Um estudo patrocinado pelo Departamento de Saúde do Estado de Nova York, por exemplo, mostrou que até o final de março, um em cada sete adultos nova-iorquinos teve Covid-19, ou seja, cerca de 10 vezes mais do que a conta oficial. Em agosto, outro estudo encontrou anticorpos contra o coronavírus em mais de 27%  dos 1,5 milhão de residentes da cidade de Nova York testados.

Mas, na China, também há a questão da transparência, já que as autoridades deram ao público dados mais otimistas do que aqueles vistos apenas internamente.

Desde 12 de fevereiro, as autoridades de saúde da província de Hubei começaram a incluir “casos clinicamente diagnosticados” na contagem de infecções confirmadas. Naquela data, cerca de 13 mil “casos diagnosticados clinicamente” anteriormente não divulgados na província foram adicionados às novas infecções confirmadas, resultando em um aumento de nove vezes nos casos diários desde o dia anterior.

Documentos vazados do Centro Provincial de Hubei para Controle e Prevenção de Doenças dados à CNN por uma fonte mostraram que, antes daquele dia, as autoridades relatavam “casos clinicamente diagnosticados” internamente, mas não os revelaram ao povo. As autoridades de Hubei também divulgaram uma contagem mais baixa de casos confirmados e mortes em 10 de fevereiro e 7 de março do que registraram internamente, segundo os dados dos documentos.

Elas também reprimiram jornalistas que relataram a dura realidade dos hospitais lotados de Wuhan. Na segunda-feira (28), Zhang Zhan, uma jornalista e ex-advogada que documentou o surto no auge em Wuhan, foi condenada a quatro anos de prisão por “brigar e provocar problemas”. Dois outros jornalistas independentes, Li Zehua e Fang Bin, também foram detidos após a cobertura do surto.

Contenção efetiva em Wuhan

O estudo revelado agora destaca um grande contraste entre as taxas de prevalência de anticorpos para o coronavírus dentro e fora de Wuhan.

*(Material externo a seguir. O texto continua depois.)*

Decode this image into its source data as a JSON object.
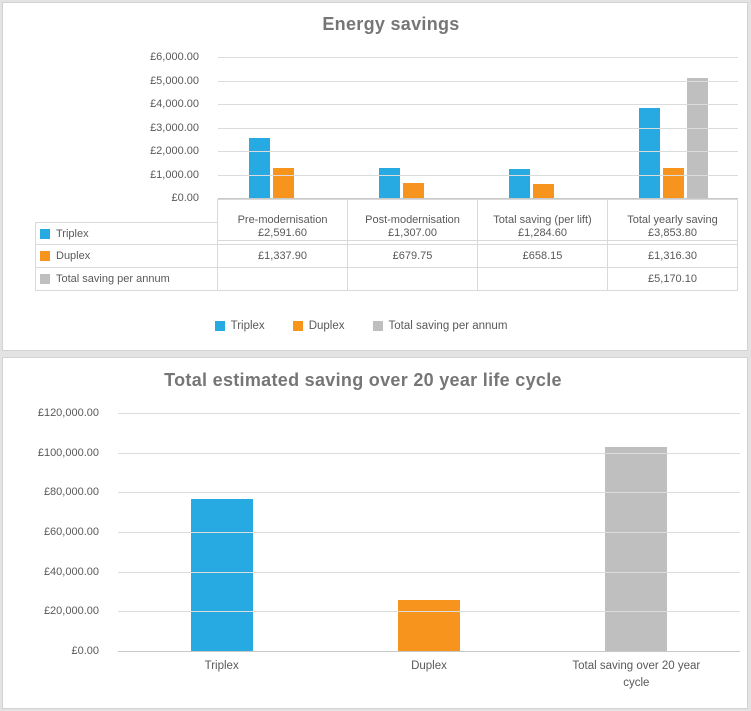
{
  "colors": {
    "triplex": "#27A9E1",
    "duplex": "#F7941D",
    "total": "#BFBFBF",
    "text": "#595959",
    "title": "#767676",
    "gridline": "#DCDCDC"
  },
  "chart_data": [
    {
      "type": "bar",
      "title": "Energy savings",
      "categories": [
        "Pre-modernisation",
        "Post-modernisation",
        "Total saving (per lift)",
        "Total yearly saving"
      ],
      "series": [
        {
          "name": "Triplex",
          "color_key": "triplex",
          "values": [
            2591.6,
            1307.0,
            1284.6,
            3853.8
          ],
          "labels": [
            "£2,591.60",
            "£1,307.00",
            "£1,284.60",
            "£3,853.80"
          ]
        },
        {
          "name": "Duplex",
          "color_key": "duplex",
          "values": [
            1337.9,
            679.75,
            658.15,
            1316.3
          ],
          "labels": [
            "£1,337.90",
            "£679.75",
            "£658.15",
            "£1,316.30"
          ]
        },
        {
          "name": "Total saving per annum",
          "color_key": "total",
          "values": [
            null,
            null,
            null,
            5170.1
          ],
          "labels": [
            "",
            "",
            "",
            "£5,170.10"
          ]
        }
      ],
      "ylim": [
        0,
        6000
      ],
      "ytick_step": 1000,
      "ytick_labels": [
        "£6,000.00",
        "£5,000.00",
        "£4,000.00",
        "£3,000.00",
        "£2,000.00",
        "£1,000.00",
        "£0.00"
      ],
      "grid": true,
      "data_table_shown": true,
      "legend_position": "bottom",
      "legend": [
        "Triplex",
        "Duplex",
        "Total saving per annum"
      ]
    },
    {
      "type": "bar",
      "title": "Total estimated saving over 20 year life cycle",
      "categories": [
        "Triplex",
        "Duplex",
        "Total saving over 20 year cycle"
      ],
      "values": [
        77076.0,
        26326.0,
        103402.0
      ],
      "bar_color_keys": [
        "triplex",
        "duplex",
        "total"
      ],
      "ylim": [
        0,
        120000
      ],
      "ytick_step": 20000,
      "ytick_labels": [
        "£120,000.00",
        "£100,000.00",
        "£80,000.00",
        "£60,000.00",
        "£40,000.00",
        "£20,000.00",
        "£0.00"
      ],
      "grid": true,
      "legend_position": "none",
      "legend": []
    }
  ]
}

Huang, do Council on Foreign Relations, disse que as taxas significativamente mais baixas em outras cidades chinesas sugerem que “os esforços de contenção chineses foram de fato rápidos e eficazes, especialmente em comparação com cidades como Nova York”.

Em uma tentativa sem precedentes de conter um vírus que se espalha rapidamente, Wuhan foi isolada do mundo exterior em 23 de janeiro, com todos os voos, trens e ônibus cancelados e as entradas das rodovias bloqueadas.

Dentro da cidade, o governo impôs um bloqueio severo. Por mais de dois meses, o transporte público em Wuhan foi suspenso, empresas ficaram fechadas e milhões de residentes foram confinadas em suas casas e comunidades residenciais – eles não podiam sair nem para fazer compras no mercado.

No entanto, o lockdown de 76 dias trouxe um custo enorme para os residentes, principalmente aqueles que precisavam ir ao hospital, pois todo o transporte público estava suspenso e não havia táxis suficientes para os pacientes. 

Para o governo chinês, as medidas duras foram sufucientes para permitir ao país virar a página em sua luta contra o surto, mantendo o surto circunscrito à região de Wuhan. O CDC chinês também saudou a vitória da China em conter o vírus ao divulgar os resultados do estudo de anticorpos na segunda-feira.

“Os resultados do estudo mostram que a população do nosso país tem um baixo índice de infecção. Isso indica que a China conseguiu controlar a epidemia tendo Wuhan como o principal campo de batalha, e efetivamente controlou a propagação da epidemia para outras áreas”, disse a agência.